Dicen los japoneses que para entrar con sosiego en la edad madura hace falta empaparse del otoño de Kioto, deleitarse con sus jardines y dejar que el alma se inunde de la furia del rojo y el amarillo, templada en la profundidad de los verdes perennes. Empezar así el viaje por Japón llena el ánimo de buenos augurios.
El encanto de la antigua capital imperial (794-1868) reside en sus miles de templos y jardines, de los que más de 200 están abiertos al público. Remansos de paz en los que apenas se percibe el flujo de turistas, la mayoría japoneses, que se refugian en la contemplación de un paisaje delimitado por el tiempo, ya que la perfección de un jardín se encuentra en la distinción de las cuatro estaciones.
Húmedos o secos, amplios o pequeños; unos destacan por el rastrilleo de su grava blanca o negra; otros, por sus macizos de flores o por la música de sus cascadas de piedra y de sus bambús mecidos por el viento.
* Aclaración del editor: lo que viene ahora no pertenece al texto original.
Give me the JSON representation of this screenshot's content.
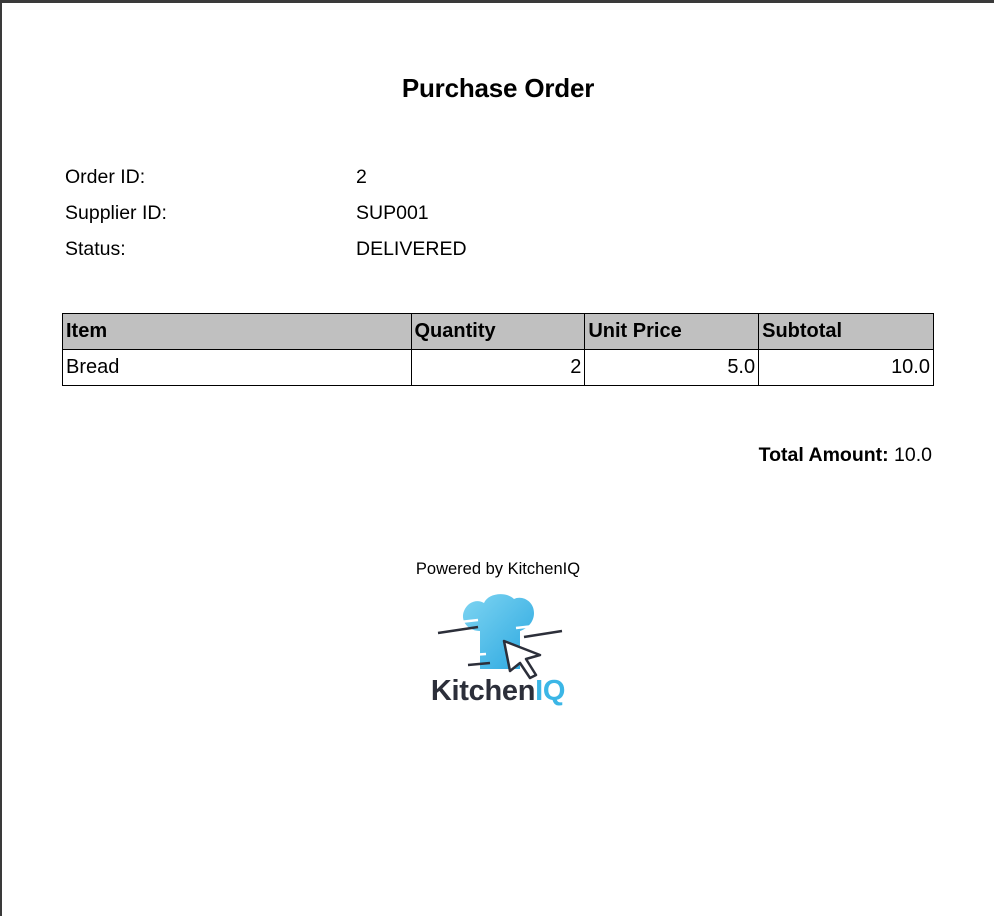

Muchos están dotados de un salón de té en el que es posible disfrutar de un ritual que puede durar hasta cuatro horas y requiere una maestría de años.
Kioto es una ciudad moderna de 1,4 millones de habitantes que debe su esplendor al shogunato o era Edo (1604-1868). Durante ese periodo el emperador estuvo sometido a los señores de la guerra (shogun), que cerraron Japón a todo lo que venía de Occidente y trasladaron a Edo (Tokio) el poder político y militar del país. Aislada de influencias perturbadoras, Kioto se llenó de arquitectos, pintores, poetas, músicos y artesanos.